Crack the NAT

It is really hard to predict the future. The authors of SIP and SDP designed (1996) a great concept which really addressed the needs of not just real-time communication for the next two decades. But they also believed the the Network Address Translation (NAT) is only a temporary solution which will be obsolete once everyone will use IPv6. In 2015 we still use the NATs and I’d think (! the same mistake again) that we’ll use it for a couple more years.

NAT is technique  which became in conjunction with IP masquerading a popular as an essential tool in conserving global address space allocations in face of IPv4 address exhaustion. These days the NAT is used also for security reasons e.g. topology hiding, port and IP restrictions etc.

The basic functionality of NAT is to translate one IP into another. Typically we can found NATs which mask behind one public IP a whole private network (one-to-many NAT). The traffic then can originate only from the private network (private IP space is not directly addressable from the public network).

Why we care about the NAT anyway? And what’s wrong with the SIP?

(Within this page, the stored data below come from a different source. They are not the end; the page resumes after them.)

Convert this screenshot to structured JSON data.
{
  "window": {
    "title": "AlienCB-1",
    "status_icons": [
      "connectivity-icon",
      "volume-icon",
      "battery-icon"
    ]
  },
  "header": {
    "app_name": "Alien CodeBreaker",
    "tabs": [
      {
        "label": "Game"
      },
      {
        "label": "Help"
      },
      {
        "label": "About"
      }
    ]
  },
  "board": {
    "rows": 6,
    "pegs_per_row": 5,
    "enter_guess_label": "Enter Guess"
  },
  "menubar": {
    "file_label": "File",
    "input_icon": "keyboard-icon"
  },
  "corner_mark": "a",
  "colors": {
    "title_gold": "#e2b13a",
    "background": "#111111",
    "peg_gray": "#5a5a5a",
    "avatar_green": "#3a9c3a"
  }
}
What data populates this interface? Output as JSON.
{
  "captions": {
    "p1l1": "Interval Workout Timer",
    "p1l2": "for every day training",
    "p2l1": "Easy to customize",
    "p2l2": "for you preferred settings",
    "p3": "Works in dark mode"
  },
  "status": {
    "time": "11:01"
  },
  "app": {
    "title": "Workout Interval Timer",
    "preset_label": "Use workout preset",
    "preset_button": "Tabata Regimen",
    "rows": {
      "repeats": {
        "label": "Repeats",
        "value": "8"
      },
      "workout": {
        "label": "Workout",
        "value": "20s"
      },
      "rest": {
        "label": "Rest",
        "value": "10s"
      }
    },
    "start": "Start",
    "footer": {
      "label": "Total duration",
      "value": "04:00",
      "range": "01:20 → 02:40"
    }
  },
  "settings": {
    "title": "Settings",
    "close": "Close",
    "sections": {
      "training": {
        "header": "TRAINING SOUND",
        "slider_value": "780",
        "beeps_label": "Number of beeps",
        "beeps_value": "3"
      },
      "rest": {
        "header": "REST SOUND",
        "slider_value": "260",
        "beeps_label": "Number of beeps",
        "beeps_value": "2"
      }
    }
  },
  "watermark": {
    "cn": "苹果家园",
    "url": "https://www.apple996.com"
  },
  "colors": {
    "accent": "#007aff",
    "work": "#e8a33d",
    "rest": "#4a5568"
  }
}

Right. Let’s remind that the SIP+SDP are used to establish a media session. It means we’re exchanging IP addresses of the originator and recipient which will be then used for (e.g. RTP, MSRP) data stream. These IP addresses are in the SIP body in the SDP content.

SDP with IP behind NAT

SDP with IP behind NAT

The media communication is then established on these IP:ports. As the addresses and ports are private the other clients can’t use them as they don’t see each other.